Mais nous rappelons d’abord que ni son fils, ni même son avocat, désormais eux aussi emprisonnés à Tabriz, n’ont pu attester de cette « santé parfaite » depuis le 11 août dernier, date à partir de laquelle Sakineh a été privée de tout contact avec le monde extérieur.
Nous rappelons également que la peine de mort n’est pas annulée. Et si l’Iranienne n’a pas été exécutée aujourd’hui, cela ne signifie nullement qu’elle ne le sera pas demain, quand on en parlera moins, comme cela devait se produire aujourd’hui, avant qu’une vague d’indignation internationale de dernière minute ne l’empêche.
Voici pourquoi seule une mobilisation de tous les instants, tant au niveau citoyen, médiatique que diplomatique, pourra entraîner d’autres bonnes nouvelles.
Et celles-ci affluent depuis aujourd’hui.

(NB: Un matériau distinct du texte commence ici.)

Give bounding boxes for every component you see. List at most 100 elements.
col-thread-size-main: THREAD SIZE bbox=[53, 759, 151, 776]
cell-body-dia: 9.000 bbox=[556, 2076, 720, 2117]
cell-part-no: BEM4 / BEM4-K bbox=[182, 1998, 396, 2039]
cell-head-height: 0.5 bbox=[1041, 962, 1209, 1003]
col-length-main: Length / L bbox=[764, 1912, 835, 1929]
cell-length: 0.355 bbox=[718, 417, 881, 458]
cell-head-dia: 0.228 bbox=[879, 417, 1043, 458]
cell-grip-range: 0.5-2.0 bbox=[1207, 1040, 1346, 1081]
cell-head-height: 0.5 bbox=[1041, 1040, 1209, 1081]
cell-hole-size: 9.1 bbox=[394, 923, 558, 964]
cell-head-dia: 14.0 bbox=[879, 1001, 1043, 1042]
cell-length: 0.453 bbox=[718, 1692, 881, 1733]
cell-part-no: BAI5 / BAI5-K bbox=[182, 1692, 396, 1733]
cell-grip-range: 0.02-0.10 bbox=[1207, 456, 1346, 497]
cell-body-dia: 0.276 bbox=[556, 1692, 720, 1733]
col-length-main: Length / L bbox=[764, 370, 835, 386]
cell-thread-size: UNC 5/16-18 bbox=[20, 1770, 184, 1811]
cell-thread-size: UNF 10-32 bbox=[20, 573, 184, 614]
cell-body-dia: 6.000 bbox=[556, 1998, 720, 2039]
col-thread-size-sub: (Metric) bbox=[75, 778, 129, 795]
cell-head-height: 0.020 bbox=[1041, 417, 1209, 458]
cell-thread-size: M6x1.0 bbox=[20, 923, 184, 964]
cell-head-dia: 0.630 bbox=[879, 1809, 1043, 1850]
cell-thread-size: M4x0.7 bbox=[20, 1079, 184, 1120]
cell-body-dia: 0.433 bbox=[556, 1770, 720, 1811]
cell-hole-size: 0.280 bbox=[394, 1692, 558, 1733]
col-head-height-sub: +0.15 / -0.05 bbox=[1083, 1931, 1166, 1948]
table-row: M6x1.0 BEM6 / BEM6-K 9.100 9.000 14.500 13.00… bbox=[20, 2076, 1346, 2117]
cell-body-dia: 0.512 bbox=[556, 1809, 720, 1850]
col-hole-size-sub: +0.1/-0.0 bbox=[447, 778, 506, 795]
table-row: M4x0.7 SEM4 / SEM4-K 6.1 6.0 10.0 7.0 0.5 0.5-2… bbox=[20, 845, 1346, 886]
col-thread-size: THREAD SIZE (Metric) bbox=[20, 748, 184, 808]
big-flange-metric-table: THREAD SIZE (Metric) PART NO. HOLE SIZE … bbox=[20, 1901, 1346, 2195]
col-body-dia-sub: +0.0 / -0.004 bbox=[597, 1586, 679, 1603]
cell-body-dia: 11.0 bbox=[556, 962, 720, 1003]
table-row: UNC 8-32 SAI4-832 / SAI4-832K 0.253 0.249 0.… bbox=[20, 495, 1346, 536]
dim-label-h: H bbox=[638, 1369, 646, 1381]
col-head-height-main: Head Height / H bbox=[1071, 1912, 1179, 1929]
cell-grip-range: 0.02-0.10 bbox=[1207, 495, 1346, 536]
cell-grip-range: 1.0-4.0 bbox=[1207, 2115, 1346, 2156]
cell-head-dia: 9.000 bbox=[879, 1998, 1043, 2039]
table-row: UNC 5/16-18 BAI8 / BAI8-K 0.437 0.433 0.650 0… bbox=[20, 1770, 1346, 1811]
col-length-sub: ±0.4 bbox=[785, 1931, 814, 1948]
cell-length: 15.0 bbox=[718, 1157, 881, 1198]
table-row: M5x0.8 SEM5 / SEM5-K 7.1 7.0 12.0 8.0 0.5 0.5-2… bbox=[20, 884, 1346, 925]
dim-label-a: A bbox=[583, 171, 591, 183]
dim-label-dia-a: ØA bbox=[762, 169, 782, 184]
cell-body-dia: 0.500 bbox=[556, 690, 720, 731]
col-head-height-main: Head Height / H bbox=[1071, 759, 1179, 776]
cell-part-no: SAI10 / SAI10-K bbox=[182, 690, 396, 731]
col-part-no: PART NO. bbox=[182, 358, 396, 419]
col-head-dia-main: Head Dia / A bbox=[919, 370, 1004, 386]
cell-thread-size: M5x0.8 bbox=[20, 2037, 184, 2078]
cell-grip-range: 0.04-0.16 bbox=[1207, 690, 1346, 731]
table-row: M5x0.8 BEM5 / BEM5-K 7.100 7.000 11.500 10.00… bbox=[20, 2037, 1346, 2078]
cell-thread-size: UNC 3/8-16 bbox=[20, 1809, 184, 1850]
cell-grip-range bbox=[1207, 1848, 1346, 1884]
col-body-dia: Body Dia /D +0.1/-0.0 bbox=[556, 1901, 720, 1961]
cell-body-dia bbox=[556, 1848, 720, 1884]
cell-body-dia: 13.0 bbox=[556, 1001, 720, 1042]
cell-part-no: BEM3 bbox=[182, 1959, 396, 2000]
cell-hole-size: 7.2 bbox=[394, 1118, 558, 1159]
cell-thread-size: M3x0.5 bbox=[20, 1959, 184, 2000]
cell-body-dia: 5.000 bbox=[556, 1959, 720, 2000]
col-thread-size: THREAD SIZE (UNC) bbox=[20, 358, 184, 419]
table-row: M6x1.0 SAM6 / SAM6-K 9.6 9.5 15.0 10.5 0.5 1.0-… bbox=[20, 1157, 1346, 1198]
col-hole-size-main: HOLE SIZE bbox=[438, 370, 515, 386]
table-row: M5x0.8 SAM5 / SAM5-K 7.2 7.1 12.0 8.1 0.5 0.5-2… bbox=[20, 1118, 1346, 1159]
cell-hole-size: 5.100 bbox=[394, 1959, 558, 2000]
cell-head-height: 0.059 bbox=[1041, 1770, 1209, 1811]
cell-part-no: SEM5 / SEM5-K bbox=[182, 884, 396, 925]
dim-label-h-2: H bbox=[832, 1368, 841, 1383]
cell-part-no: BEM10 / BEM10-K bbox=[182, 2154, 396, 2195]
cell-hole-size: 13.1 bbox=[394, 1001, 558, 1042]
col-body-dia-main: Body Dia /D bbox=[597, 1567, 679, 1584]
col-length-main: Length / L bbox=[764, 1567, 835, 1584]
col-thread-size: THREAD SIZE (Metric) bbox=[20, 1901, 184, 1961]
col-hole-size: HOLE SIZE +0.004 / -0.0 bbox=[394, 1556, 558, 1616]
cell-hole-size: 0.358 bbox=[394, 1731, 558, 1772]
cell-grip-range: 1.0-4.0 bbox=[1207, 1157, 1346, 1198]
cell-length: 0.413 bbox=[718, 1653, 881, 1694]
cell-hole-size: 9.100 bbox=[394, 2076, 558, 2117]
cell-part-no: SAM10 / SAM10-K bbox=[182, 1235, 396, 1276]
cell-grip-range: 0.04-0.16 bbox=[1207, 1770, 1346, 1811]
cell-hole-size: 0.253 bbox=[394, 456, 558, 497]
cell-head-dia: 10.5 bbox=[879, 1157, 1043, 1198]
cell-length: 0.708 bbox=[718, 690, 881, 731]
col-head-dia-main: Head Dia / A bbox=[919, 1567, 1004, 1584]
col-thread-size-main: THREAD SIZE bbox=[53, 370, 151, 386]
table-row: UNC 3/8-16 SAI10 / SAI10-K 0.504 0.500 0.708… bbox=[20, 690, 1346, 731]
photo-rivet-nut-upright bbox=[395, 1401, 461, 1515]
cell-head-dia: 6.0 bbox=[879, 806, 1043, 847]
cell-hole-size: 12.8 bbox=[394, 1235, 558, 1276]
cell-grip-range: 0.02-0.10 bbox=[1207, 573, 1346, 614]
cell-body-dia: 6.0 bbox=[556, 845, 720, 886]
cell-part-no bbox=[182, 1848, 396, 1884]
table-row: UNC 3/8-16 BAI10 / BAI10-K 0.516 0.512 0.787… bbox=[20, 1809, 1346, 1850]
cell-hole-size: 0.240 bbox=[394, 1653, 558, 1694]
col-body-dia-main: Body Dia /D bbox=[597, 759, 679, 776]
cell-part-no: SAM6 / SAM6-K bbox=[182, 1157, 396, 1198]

La nouvelle présidente du Brésil, pays diplomatiquement proche de Téhéran, a déclaré hier lors de sa première conférence de presse depuis sa victoire dimanche être « totalement opposée » à la lapidation de Sakineh, qualifiant cet acte de « très barbare ».
Nous venons également d’apprendre que pour la première fois, l’organisation de défense des droits de l’Homme, Amnesty International, avait appelé hier à la libération de l’avocat et du fils de Sakineh.
Car en plus de l’Iranienne, quatre autres personnes, Sajjad Ghaderzadeh, Houtan Kian, ainsi que deux journalistes allemands du quotidien Bild, sont toujours emprisonnés en Iran pour le seul crime d’avoir fait leur devoir de fils, d’avocat, et de journalistes.